Match TV
Création le 11 décembre 2001
Disparition le 31 août 2005
Actionnaires
100% – Lagardère Active
Distribution
Canalsatellite | Noos | France Télécom Câble | NC Numéricâble
Match TV : tout le monde avant tout le monde
Au début des années 2000, “Lagardère Active” est bien implantée dans le domaine des chaînes thématiques en étant opérateur de MCM, MCM2, MCM Africa, Canal J, TiJi, La Chaîne Météo ou encore Santé Vie. Le groupe détient aussi une participation de 34% dans Canalsatellite et de 27,42% dans Multithématiques.

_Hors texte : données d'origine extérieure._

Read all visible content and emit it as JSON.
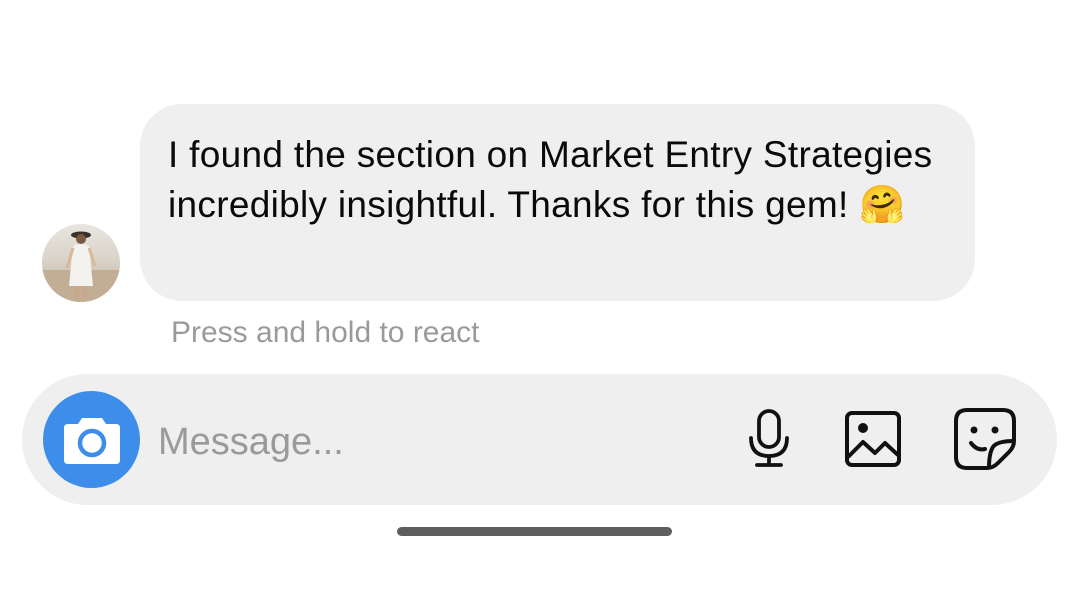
{
  "conversation": {
    "message": {
      "text": "I found the section on Market Entry Strategies incredibly insightful. Thanks for this gem!",
      "emoji": "🤗"
    },
    "hint": "Press and hold to react"
  },
  "composer": {
    "placeholder": "Message...",
    "icons": [
      "camera-icon",
      "microphone-icon",
      "photo-icon",
      "sticker-icon"
    ]
  },
  "colors": {
    "camera_button": "#3d8eea",
    "bubble": "#efefef",
    "composer": "#efefef",
    "hint_text": "#9a9a9a"
  }
}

À l’affut de nouvelles acquisitions, le groupe se prépare à la future TNT permettant de capter, 36 chaînes, à condition, pour le consommateur, de se doter d’un décodeur. C’est dans ce contexte qu’en juillet 2001, Arnaud Lagardère, président de Lagardère Active, annonce le lancement de Match TV au mois de décembre de la même année, en exclusivité sur Canalsatellite mais surtout être la tête de gondole du groupe pour la future TNT.
Depuis longtemps dans les cartons du groupe Lagardère, cette chaîne se veut être une “télévision de divertissement et d’information avant tout centrée sur l’événement et les aventures humaines, celles des stars et des personnalités mais aussi des anonymes qui font l’actualité”.
Dirigée par Jean-Louis Remillieux, qui produit notamment à cette époque “Sagas” sur TF1, Match TV est dotée d’un budget d’environ 80 millions de francs pour l’année 2002 (12,9 millions d’euros). Peu conséquent par rapport aux grandes chaînes classiques mais bien plus important que les chaînes thématiques mini-généralistes telles que Paris Première ou Canal Jimmy. Elle affiche l’ambition de diffuser 3 heures et demie de programmes frais par jour avec un temps d’antenne de 8h00 à 3h00 du matin.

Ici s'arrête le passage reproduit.